Even though I am much fatter. I am happy with how I am. Some of the things I am much better than before. I am a little stronger in some lifts. I have bigger muscles. I am much more tan and not ashamed to take my shirt off and sit around in the sun. I like how I look with facial hair and am not ashamed of being bald. I trim my body hair.
My Self Esteem
I am much more confident. I speak up at work and have given many public presentations. I go out alone and love meeting people and starting conversations.
I feel great spending money on myself.
I feel no need to be a part of a couple. I did not like being married. Of course being married to a verbally abusive women did not help.
Most men will find that it is impossible to create an ideal life for men when they are in anything more than a casual relationship.
Many men get caught up in the societal push to couple up, sacrifice for others, man up for stupid reasons and spend most of their money on other people.

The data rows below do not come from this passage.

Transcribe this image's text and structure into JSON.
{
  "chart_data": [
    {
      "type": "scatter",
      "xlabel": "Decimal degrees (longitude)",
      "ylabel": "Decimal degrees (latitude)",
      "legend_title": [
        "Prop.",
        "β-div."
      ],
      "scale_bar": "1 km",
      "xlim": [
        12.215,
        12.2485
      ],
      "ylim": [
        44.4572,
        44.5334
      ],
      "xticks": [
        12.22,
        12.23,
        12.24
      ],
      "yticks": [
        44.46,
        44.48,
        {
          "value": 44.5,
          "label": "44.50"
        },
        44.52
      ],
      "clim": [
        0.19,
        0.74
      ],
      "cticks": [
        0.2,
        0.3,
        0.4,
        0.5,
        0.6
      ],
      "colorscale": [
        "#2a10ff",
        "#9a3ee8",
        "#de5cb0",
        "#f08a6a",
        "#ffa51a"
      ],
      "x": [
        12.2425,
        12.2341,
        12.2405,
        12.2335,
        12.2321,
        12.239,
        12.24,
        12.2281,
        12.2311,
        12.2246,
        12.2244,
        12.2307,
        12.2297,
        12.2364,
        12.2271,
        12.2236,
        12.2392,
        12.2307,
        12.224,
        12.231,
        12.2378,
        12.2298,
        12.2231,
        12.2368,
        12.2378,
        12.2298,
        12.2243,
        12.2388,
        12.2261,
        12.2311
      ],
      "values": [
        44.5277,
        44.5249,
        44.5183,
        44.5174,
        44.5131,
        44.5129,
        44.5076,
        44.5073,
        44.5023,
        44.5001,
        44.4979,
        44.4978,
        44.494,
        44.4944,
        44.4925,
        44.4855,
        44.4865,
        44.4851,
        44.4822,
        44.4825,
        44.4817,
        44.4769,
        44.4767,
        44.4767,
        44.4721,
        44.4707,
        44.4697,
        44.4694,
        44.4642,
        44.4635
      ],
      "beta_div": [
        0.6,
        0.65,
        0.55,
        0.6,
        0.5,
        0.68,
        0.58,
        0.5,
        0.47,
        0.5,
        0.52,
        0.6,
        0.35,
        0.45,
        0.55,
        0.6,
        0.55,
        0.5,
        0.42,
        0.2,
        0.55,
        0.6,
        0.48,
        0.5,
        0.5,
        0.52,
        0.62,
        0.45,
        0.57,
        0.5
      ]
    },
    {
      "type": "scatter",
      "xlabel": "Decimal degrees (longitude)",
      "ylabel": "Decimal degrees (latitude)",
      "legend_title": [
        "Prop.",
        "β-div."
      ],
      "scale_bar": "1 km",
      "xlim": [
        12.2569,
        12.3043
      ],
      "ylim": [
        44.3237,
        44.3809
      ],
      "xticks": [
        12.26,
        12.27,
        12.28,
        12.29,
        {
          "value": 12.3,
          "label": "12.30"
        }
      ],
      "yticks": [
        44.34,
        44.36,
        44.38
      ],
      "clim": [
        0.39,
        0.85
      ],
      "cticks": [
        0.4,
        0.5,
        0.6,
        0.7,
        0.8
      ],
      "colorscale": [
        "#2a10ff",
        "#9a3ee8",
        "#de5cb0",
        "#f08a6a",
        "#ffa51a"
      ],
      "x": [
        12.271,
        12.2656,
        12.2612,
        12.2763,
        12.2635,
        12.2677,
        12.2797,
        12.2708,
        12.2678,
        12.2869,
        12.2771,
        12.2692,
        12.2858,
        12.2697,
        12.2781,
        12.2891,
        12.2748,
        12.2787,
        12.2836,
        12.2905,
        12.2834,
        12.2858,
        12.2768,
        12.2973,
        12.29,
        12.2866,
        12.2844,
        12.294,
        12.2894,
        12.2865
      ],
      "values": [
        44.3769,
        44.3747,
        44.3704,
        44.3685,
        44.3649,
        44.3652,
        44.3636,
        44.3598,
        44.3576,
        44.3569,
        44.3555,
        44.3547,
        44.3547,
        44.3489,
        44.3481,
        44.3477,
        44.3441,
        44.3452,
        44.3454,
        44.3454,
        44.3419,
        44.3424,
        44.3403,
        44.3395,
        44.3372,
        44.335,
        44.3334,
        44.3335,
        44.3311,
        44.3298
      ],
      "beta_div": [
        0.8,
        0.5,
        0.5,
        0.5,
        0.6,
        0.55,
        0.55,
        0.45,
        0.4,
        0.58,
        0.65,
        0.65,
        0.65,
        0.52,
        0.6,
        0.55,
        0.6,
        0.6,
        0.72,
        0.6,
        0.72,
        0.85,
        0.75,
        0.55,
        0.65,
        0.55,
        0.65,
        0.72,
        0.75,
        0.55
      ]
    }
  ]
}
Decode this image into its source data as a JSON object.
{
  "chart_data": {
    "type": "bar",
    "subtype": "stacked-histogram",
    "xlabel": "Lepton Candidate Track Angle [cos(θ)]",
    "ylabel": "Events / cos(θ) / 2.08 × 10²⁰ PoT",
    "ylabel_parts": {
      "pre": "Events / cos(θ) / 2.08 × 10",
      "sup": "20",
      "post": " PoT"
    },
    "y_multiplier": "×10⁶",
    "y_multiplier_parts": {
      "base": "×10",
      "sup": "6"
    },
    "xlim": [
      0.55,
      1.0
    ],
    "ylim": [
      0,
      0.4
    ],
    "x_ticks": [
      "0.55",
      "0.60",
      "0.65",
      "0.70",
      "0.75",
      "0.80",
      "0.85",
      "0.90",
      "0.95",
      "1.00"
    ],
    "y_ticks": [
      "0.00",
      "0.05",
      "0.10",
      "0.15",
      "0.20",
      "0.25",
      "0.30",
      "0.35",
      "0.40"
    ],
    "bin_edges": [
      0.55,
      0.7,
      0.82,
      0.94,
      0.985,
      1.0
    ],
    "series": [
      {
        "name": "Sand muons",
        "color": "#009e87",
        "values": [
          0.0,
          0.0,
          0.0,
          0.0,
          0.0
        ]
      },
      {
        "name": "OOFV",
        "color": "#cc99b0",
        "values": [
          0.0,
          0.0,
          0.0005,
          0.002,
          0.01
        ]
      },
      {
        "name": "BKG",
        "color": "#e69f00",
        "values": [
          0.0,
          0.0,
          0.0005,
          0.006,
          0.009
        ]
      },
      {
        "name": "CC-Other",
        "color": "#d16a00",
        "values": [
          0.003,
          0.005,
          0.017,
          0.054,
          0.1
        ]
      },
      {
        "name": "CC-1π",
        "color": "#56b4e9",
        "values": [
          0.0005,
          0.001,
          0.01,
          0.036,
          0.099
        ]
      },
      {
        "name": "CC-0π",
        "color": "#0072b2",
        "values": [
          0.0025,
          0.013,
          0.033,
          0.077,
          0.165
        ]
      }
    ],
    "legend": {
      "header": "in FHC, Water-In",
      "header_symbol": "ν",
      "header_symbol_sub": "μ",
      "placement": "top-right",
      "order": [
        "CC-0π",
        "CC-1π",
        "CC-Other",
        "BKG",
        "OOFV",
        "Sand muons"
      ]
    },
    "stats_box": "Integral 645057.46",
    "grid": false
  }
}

Most find that being part of a couple or married limits your freedom, happiness and wealth. Some find that being with the wrong woman will ruin your life.
Sacrificing yourself and "manning" up are just someone else using coercion and guilt to get you to do their bidding.
Forget doing what someone else says you "ought" to be doing. Spend plenty of time thinking about how you want to create your ideal life for men and set about doing it.
Go into relationships slowly and be ready to get out quickly.
It is your life, you need to spend plenty of time thinking about how you want to live it and then plenty of action in the actual creating an ideal life for men.